L’on. Speroni, senatore del Senato italiano, retribuito dal popolo italiano, ha di nuovo offeso con le sue parole il simbolo dell’unità del nostro paese: la bandiera, il tricolore.
La costituenda Associazione Democratica Angioletto Castiglioni, facendo tesoro dell’insegnamento di Angioletto Castiglioni, che nel 1997 reagì alle offese di Umberto Bossi al tricolore esponendo la bandiera italiana all’Interno del Tempio Civico, luogo sacro di memorie, davanti alle lapidi dei Caduti, ricorda che quella bandiera affonda le sue radici nella solidarietà della gente che abita il nostro paese, nella dignità di chi ha dato la vita per mantenere il nostro paese unito e libero.
La patria non è solo un’espressione geografica o un dato da quotare in borsa: patria è il segno di un patto tra i cittadini liberi e consapevoli, un patto per continuare nel cammino che ci porta sempre più distanti dall’istinto della sopraffazione del più forte sul più debole. La violenza passa prima nelle parole e poi diventa fatto: forse la storia anche più recente non ci ha insegnato nulla? Forse non l’abbiamo letta sui libri di scuola o nella cronaca recente? Dobbiamo fare l’elenco? Bene, lo facciamo: nelle parole prima che nei fatti, nell’immaginario della collettività prima che nelle camere a gas il totalitarismo nazifascista ha programmato lo sterminio degli ebrei, delle minoranze, dei deportati politici. Nelle parole prima che nei fatti ha preso forma l’indicibile massacro nel paese delle mille colline: ricordiamo tutti il Ruanda del 1994, il massacro dei Tutsi, vero? Nelle parole prima che nei fatti si è insinuata la bestiale violenza che ha deflagrato i Balcani: ricordiamo tutti Sebrenica, luglio 1995, vero?
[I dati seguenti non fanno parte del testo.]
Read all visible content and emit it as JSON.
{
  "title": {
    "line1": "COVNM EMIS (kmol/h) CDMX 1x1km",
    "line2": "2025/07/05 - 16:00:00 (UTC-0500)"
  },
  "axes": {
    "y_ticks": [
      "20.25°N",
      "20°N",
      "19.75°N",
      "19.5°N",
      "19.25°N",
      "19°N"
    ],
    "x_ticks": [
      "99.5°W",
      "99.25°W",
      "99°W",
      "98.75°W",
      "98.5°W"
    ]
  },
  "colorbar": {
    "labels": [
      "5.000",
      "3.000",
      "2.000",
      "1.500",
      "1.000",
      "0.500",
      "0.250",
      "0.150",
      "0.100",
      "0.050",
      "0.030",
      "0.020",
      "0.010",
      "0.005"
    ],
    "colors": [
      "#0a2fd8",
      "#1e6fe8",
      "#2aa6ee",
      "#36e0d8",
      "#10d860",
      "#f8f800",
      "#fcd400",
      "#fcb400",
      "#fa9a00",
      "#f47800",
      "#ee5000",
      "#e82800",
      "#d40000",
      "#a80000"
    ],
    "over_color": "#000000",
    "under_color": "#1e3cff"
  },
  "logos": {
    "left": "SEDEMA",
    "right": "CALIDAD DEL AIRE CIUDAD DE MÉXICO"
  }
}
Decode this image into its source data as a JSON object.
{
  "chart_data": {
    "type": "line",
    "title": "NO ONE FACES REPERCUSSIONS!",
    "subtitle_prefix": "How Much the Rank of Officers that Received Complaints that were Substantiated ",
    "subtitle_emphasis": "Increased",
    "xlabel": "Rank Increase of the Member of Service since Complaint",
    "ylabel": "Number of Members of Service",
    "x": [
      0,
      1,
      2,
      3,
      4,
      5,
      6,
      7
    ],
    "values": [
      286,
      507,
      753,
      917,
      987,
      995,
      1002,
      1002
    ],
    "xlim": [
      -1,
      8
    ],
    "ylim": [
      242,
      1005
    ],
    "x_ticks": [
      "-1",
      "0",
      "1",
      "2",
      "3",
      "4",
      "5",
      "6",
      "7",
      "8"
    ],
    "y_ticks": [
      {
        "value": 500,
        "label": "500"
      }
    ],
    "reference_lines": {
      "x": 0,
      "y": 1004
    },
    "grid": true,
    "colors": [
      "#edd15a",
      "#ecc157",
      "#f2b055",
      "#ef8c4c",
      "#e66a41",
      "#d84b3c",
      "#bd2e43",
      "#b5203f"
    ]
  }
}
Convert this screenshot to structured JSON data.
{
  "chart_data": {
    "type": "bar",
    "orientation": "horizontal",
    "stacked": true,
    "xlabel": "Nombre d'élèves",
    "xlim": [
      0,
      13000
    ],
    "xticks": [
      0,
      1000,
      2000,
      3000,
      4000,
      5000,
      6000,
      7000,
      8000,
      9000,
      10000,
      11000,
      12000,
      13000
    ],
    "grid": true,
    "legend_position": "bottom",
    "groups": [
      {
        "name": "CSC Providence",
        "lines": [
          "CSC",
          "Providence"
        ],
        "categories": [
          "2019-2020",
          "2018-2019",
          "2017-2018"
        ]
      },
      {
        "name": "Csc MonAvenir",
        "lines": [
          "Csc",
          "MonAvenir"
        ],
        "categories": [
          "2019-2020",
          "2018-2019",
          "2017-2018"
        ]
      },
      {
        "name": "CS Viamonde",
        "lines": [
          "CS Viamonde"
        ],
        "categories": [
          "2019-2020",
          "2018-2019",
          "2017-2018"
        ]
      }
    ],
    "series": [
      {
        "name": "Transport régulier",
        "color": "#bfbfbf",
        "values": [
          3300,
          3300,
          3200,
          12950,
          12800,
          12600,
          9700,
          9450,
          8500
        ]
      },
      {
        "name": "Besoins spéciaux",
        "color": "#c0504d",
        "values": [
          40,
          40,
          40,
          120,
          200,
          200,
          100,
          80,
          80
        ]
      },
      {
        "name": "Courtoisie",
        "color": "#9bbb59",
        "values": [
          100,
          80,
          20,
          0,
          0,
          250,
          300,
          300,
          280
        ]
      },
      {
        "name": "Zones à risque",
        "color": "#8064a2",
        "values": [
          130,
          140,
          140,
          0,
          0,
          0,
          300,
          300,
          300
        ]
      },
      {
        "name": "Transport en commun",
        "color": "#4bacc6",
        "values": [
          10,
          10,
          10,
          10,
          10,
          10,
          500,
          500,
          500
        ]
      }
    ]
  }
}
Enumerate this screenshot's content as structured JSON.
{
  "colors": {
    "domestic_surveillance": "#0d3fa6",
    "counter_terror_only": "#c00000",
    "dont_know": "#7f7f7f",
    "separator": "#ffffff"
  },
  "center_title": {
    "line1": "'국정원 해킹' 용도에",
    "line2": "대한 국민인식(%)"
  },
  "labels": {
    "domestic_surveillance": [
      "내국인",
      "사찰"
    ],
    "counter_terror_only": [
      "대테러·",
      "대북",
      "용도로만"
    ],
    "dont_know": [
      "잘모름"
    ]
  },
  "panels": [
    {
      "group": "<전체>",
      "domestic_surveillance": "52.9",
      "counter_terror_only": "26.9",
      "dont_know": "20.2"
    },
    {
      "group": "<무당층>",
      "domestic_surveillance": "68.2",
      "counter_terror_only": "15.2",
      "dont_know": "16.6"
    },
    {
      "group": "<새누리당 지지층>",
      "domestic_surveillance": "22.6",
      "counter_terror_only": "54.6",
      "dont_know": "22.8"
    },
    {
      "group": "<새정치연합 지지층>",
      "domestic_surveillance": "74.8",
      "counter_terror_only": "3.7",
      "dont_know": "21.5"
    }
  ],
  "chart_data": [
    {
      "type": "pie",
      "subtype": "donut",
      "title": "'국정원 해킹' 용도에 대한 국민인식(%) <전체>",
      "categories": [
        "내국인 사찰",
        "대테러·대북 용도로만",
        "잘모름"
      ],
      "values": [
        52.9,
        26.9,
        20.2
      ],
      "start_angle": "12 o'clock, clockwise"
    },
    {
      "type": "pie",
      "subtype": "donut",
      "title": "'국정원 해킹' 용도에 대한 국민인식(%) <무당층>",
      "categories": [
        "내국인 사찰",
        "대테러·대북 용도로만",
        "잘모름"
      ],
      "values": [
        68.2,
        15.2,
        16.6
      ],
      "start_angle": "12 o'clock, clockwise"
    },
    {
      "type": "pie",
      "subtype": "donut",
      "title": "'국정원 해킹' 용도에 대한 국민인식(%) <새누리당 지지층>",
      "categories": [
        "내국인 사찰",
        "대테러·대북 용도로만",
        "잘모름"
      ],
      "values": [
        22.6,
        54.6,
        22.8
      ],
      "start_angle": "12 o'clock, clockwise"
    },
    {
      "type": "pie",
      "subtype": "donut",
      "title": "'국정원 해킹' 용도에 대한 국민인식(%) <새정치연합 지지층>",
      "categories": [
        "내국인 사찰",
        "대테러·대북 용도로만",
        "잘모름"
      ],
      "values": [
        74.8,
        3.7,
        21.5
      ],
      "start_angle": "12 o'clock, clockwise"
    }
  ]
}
Chiediamo ai nostri politici, anche ai politici della Lega Lombarda, un maggior senso di responsabilità umana prima che politica in senso stretto. Chiediamo a tutti di riflettere anche solo per un attimo prima di parlare. Chiediamo di recuperare senso civico e rispetto.
Domenica 16 ottobre, proprio per senso civico e di appartenenza ad un Paese, ad una Nazione, per rispetto e anche come atto di scuse per le offese al tricolore, esporremo la nostra bandiera italiana sul Monumento ai Caduti in piazza Trento Trieste, in un luogo che ricorda e da ogni angolo parla di quanto sia costato unire e costruire il nostro paese, quale grande sacrificio di vite per renderlo libero, civile e, si spera, solidale.